The Meaning of CX – not that CX – this CX – the Colleague Experience

There’s been plenty written about how to improve your customer experience.  Lately it seems like we are all talking about the importance of the employee experience as well.  The linkage between the two is imperative to improving both experiences.  The Colleague Experience differs from these two.  The focus of the colleague experience is about how we interact with one another to achieve an improved experience for our customers.   I think we would all agree that every employee has a role in achieving a better CX for your organization even though not all employees believe it.  Often, those employees engaged in back office or adjacent operations such as Accounting, I/T, HR, etc., think that since they don’t interact directly with customers, they don’t impact the customer experience.  Nothing could be further from the truth.  Everyone is dependent on the other to deliver on our customer commitments. 

Examples of a colleague experience include the sales team’s reliance on marketing to generate leads, operations’ dependency on sales to properly forecast order volumes, or customer service collaborating with talent acquisition to recruit, hire and train the right people to work with customer inquiries.  Unfortunately, these internal dependencies can be overlooked when designing a better CX.  We use terms like “throwing work over the wall” or “we work in functional silos” to describe the phenomenon of not working better together as colleagues with specific skills in a variety of business disciplines.  Here are some ideas to alleviate this situation and become a more customer-centric organization:

1.  Create inter-departmental operating mechanisms.  How does workflow through each department?  What are the dependencies each function has on the other?  Understand the processes going on just prior to your function and immediately after it. 

2.  Establish internal service level agreements and commitments.  Just as you do with customers, create meaningful metrics to hold one another accountable.  Take time to understand the functional requirements of your adjacent departments and identify and fix pain points.

3.  Share what your department does.  If you’re feeling misunderstood or not valued, perhaps you need to do a better job of sharing the important function your department plays in the overall customer experience. 

4.  Hold Lunch and Learns.  In support of number 3, invite others to learn about what your department does and the value you add to the experience.  Invite ideas for improvement and how your function might help others be more successful.  Share a day-in-the life-of profiles of employees within your department. 

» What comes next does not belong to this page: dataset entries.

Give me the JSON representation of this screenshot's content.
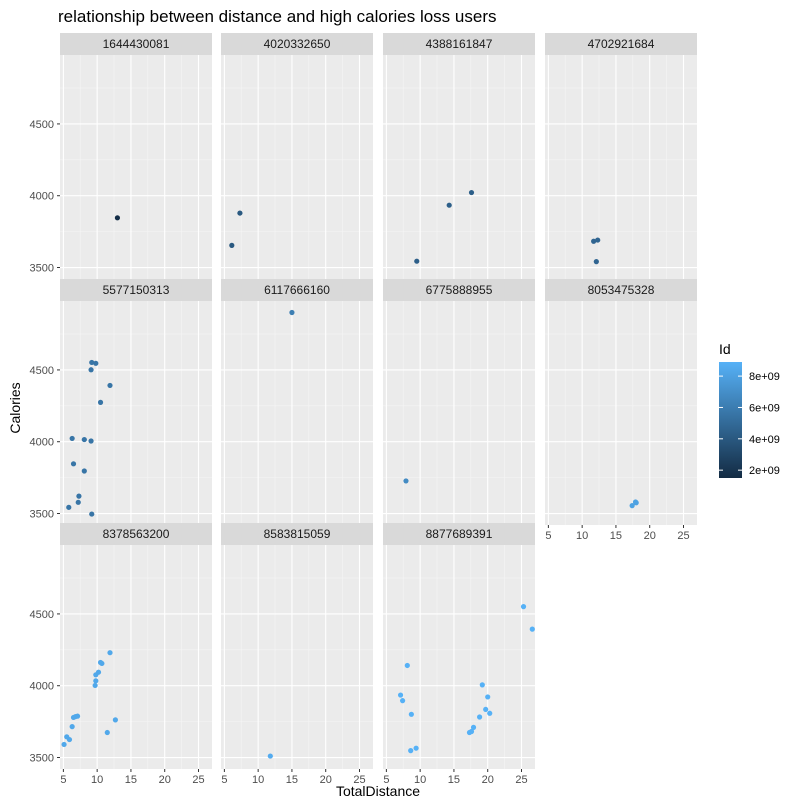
{
  "chart_data": {
    "type": "scatter",
    "title": "relationship between distance and high calories loss users",
    "xlabel": "TotalDistance",
    "ylabel": "Calories",
    "xlim": [
      4.5,
      27
    ],
    "ylim": [
      3420,
      4980
    ],
    "x_ticks": [
      5,
      10,
      15,
      20,
      25
    ],
    "y_ticks": [
      3500,
      4000,
      4500
    ],
    "grid": true,
    "layout": "facet_wrap 4 columns",
    "legend": {
      "title": "Id",
      "placement": "right",
      "labels": [
        "8e+09",
        "6e+09",
        "4e+09",
        "2e+09"
      ],
      "low_color": "#132B43",
      "high_color": "#56B1F7",
      "min_id": 1500000000,
      "max_id": 8900000000,
      "tick_values": [
        8000000000,
        6000000000,
        4000000000,
        2000000000
      ]
    },
    "panels": [
      {
        "id_label": "1644430081",
        "id_value": 1644430081,
        "points": [
          [
            13.0,
            3846
          ]
        ]
      },
      {
        "id_label": "4020332650",
        "id_value": 4020332650,
        "points": [
          [
            6.1,
            3654
          ],
          [
            7.3,
            3879
          ]
        ]
      },
      {
        "id_label": "4388161847",
        "id_value": 4388161847,
        "points": [
          [
            9.5,
            3544
          ],
          [
            14.3,
            3934
          ],
          [
            17.6,
            4022
          ]
        ]
      },
      {
        "id_label": "4702921684",
        "id_value": 4702921684,
        "points": [
          [
            11.7,
            3683
          ],
          [
            12.3,
            3691
          ],
          [
            12.1,
            3541
          ]
        ]
      },
      {
        "id_label": "5577150313",
        "id_value": 5577150313,
        "points": [
          [
            9.2,
            4552
          ],
          [
            9.8,
            4546
          ],
          [
            9.1,
            4501
          ],
          [
            11.9,
            4392
          ],
          [
            10.5,
            4274
          ],
          [
            6.3,
            4023
          ],
          [
            8.1,
            4015
          ],
          [
            9.1,
            4005
          ],
          [
            6.5,
            3846
          ],
          [
            8.1,
            3796
          ],
          [
            7.3,
            3621
          ],
          [
            7.2,
            3578
          ],
          [
            5.8,
            3543
          ],
          [
            9.2,
            3496
          ]
        ]
      },
      {
        "id_label": "6117666160",
        "id_value": 6117666160,
        "points": [
          [
            15.0,
            4900
          ]
        ]
      },
      {
        "id_label": "6775888955",
        "id_value": 6775888955,
        "points": [
          [
            7.9,
            3727
          ]
        ]
      },
      {
        "id_label": "8053475328",
        "id_value": 8053475328,
        "points": [
          [
            17.4,
            3555
          ],
          [
            17.9,
            3580
          ],
          [
            18.0,
            3575
          ]
        ]
      },
      {
        "id_label": "8378563200",
        "id_value": 8378563200,
        "points": [
          [
            5.1,
            3591
          ],
          [
            5.5,
            3644
          ],
          [
            5.9,
            3625
          ],
          [
            6.3,
            3715
          ],
          [
            6.5,
            3779
          ],
          [
            6.8,
            3785
          ],
          [
            7.1,
            3788
          ],
          [
            9.8,
            4034
          ],
          [
            9.7,
            4002
          ],
          [
            9.8,
            4076
          ],
          [
            10.2,
            4094
          ],
          [
            10.5,
            4162
          ],
          [
            10.7,
            4155
          ],
          [
            11.9,
            4230
          ],
          [
            11.5,
            3674
          ],
          [
            12.7,
            3762
          ]
        ]
      },
      {
        "id_label": "8583815059",
        "id_value": 8583815059,
        "points": [
          [
            11.8,
            3510
          ]
        ]
      },
      {
        "id_label": "8877689391",
        "id_value": 8877689391,
        "points": [
          [
            7.1,
            3935
          ],
          [
            7.4,
            3896
          ],
          [
            8.1,
            4141
          ],
          [
            8.7,
            3801
          ],
          [
            8.6,
            3548
          ],
          [
            9.4,
            3565
          ],
          [
            17.3,
            3674
          ],
          [
            17.6,
            3681
          ],
          [
            17.9,
            3710
          ],
          [
            18.8,
            3782
          ],
          [
            19.2,
            4006
          ],
          [
            19.7,
            3835
          ],
          [
            20.0,
            3922
          ],
          [
            20.3,
            3808
          ],
          [
            25.3,
            4551
          ],
          [
            26.6,
            4394
          ]
        ]
      }
    ]
  }
}
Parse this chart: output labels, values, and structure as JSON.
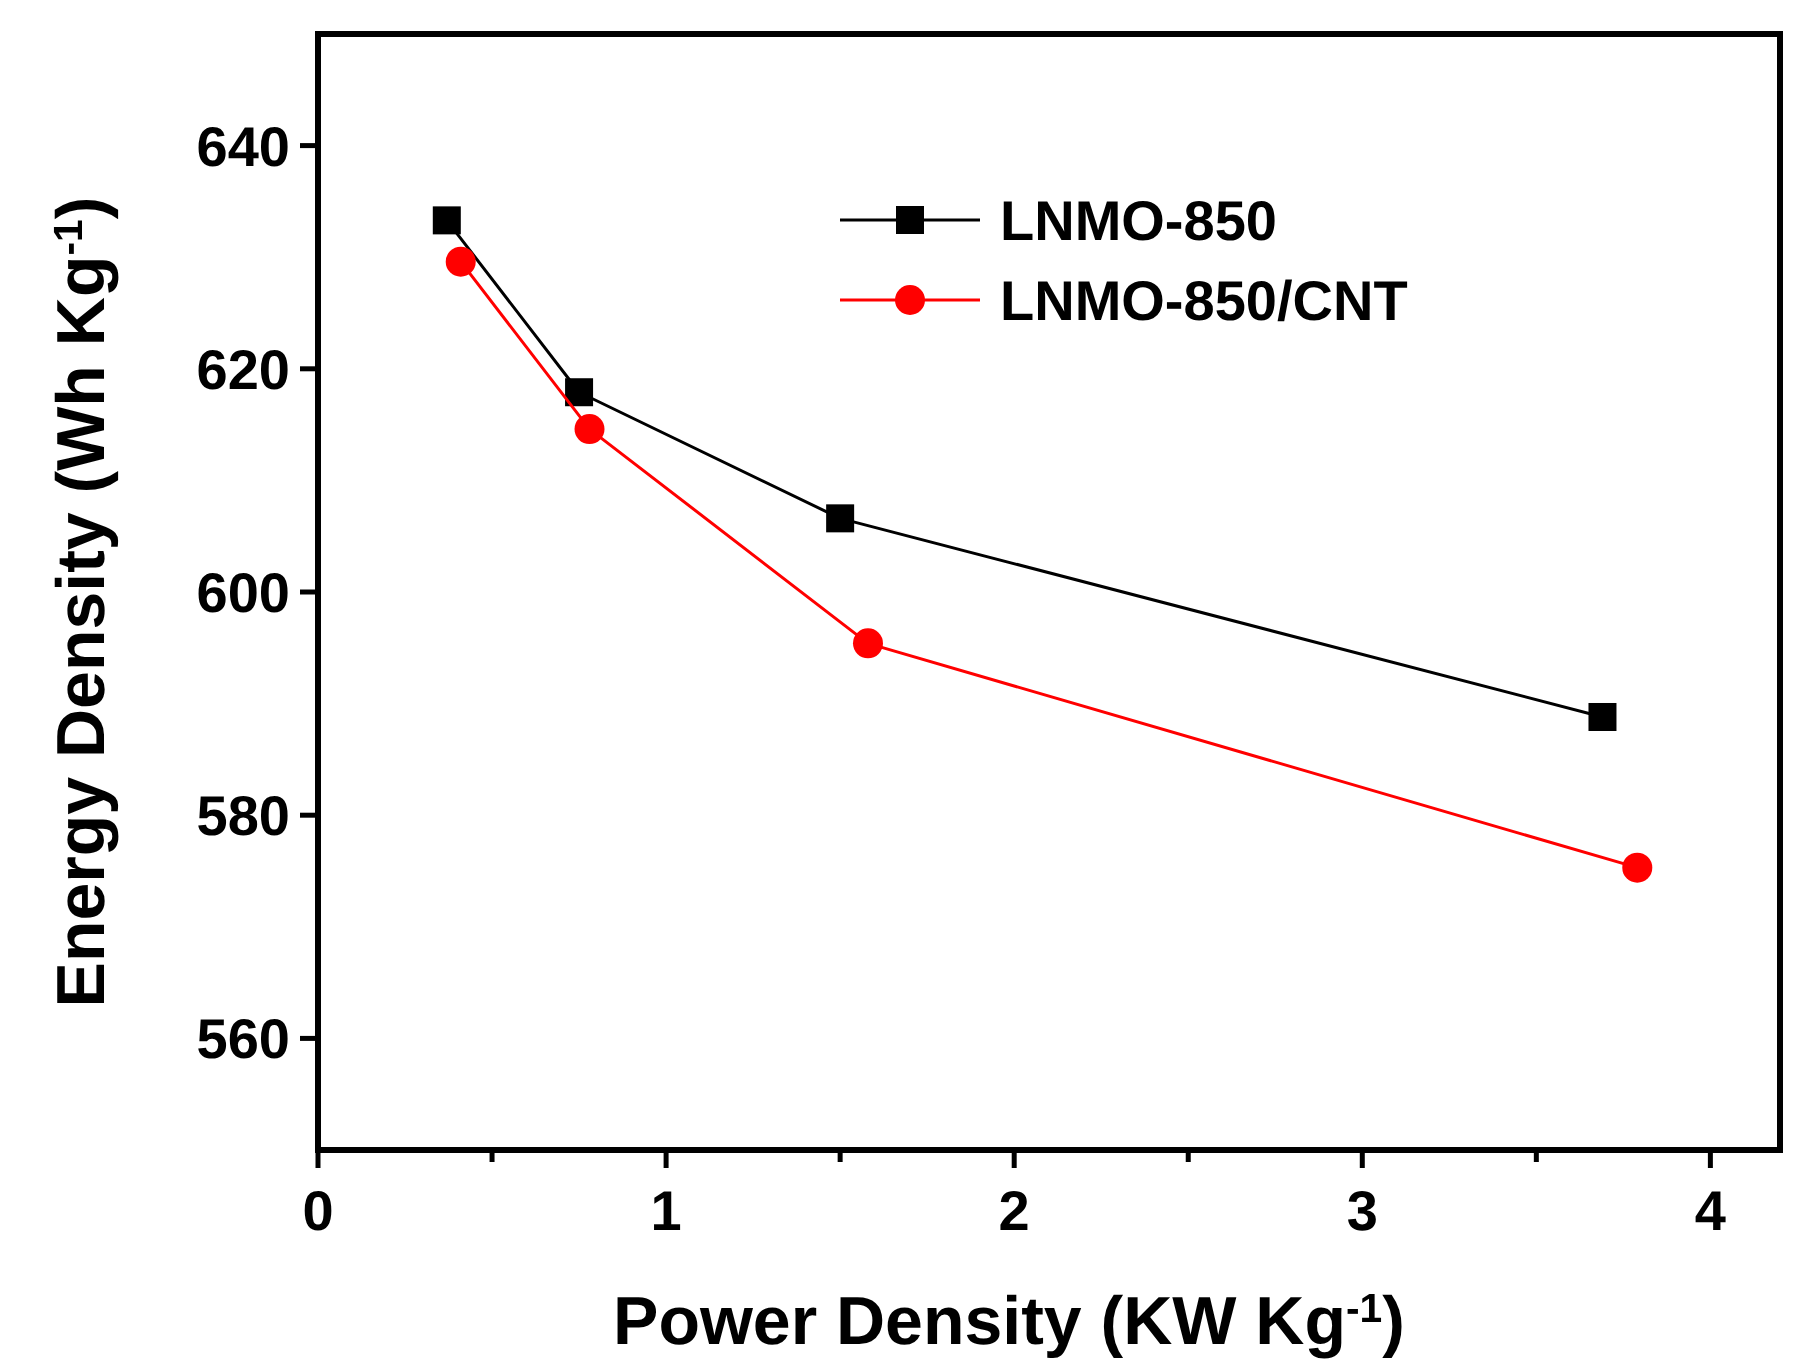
{
  "chart_data": {
    "type": "line",
    "xlabel": "Power Density (KW Kg$^{-1}$)",
    "ylabel": "Energy Density (Wh Kg$^{-1}$)",
    "xlim": [
      0,
      4.2
    ],
    "xticks": [
      0,
      {
        "value": 0.5,
        "label": null
      },
      1,
      {
        "value": 1.5,
        "label": null
      },
      2,
      {
        "value": 2.5,
        "label": null
      },
      3,
      {
        "value": 3.5,
        "label": null
      },
      4
    ],
    "ylim": [
      550,
      650
    ],
    "yticks": [
      560,
      580,
      600,
      620,
      640
    ],
    "series": [
      {
        "name": "LNMO-850",
        "color": "#000000",
        "marker": "square",
        "x": [
          0.37,
          0.75,
          1.5,
          3.69
        ],
        "values": [
          633.3,
          617.9,
          606.6,
          588.8
        ]
      },
      {
        "name": "LNMO-850/CNT",
        "color": "#ff0000",
        "marker": "circle",
        "x": [
          0.41,
          0.78,
          1.58,
          3.79
        ],
        "values": [
          629.6,
          614.6,
          595.4,
          575.3
        ]
      }
    ],
    "legend": "top right",
    "grid": false,
    "line_style": "solid"
  }
}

5.  Executive Engagement.  Invite executives to travel with sales reps, listen in on customer calls or do side-by-sides with customer service representatives to improve their knowledge of what happens on the front line.  You’ll be amazed at how just one or two sessions like this with your executives will have long lasting effects on how they view the customer experience.

6.  Celebrate Wins.  When something good happens, celebrate it with not only your department but others that have helped you achieve the win.  Post it on internal sites and recognize individuals who made a difference in the customer experience.  Especially recognize the “behind-the-scenes” employees who don’t often get the spotlight shined on the fine work they do for customers. 

7.  Talent Rotations.  Walk in someone else’s shoes for a day by shadowing a machine operator, taking on a project in another department or accepting a short-term assignment in a different part of your organization.  The best career paths are the ones that zig-zag across an organization rather than strictly up or down. 

8.  Create a unifying metric.  It’s so important for an organization to be unified in its focus on achieving one unifying metric.  No, I’m not talking about NPS.  Instead create a metric like customer satisfaction or effort score so that everyone understands it and knows what role they play in achieving it.  Then reward employees for achieving it each month! 

Doing any one of these ideas can help improve the feeling that all employees create a better CX.  What you select may depend on where your organization is at in the customer experience journey.  Whatever you choose will make the “colleague experience” better!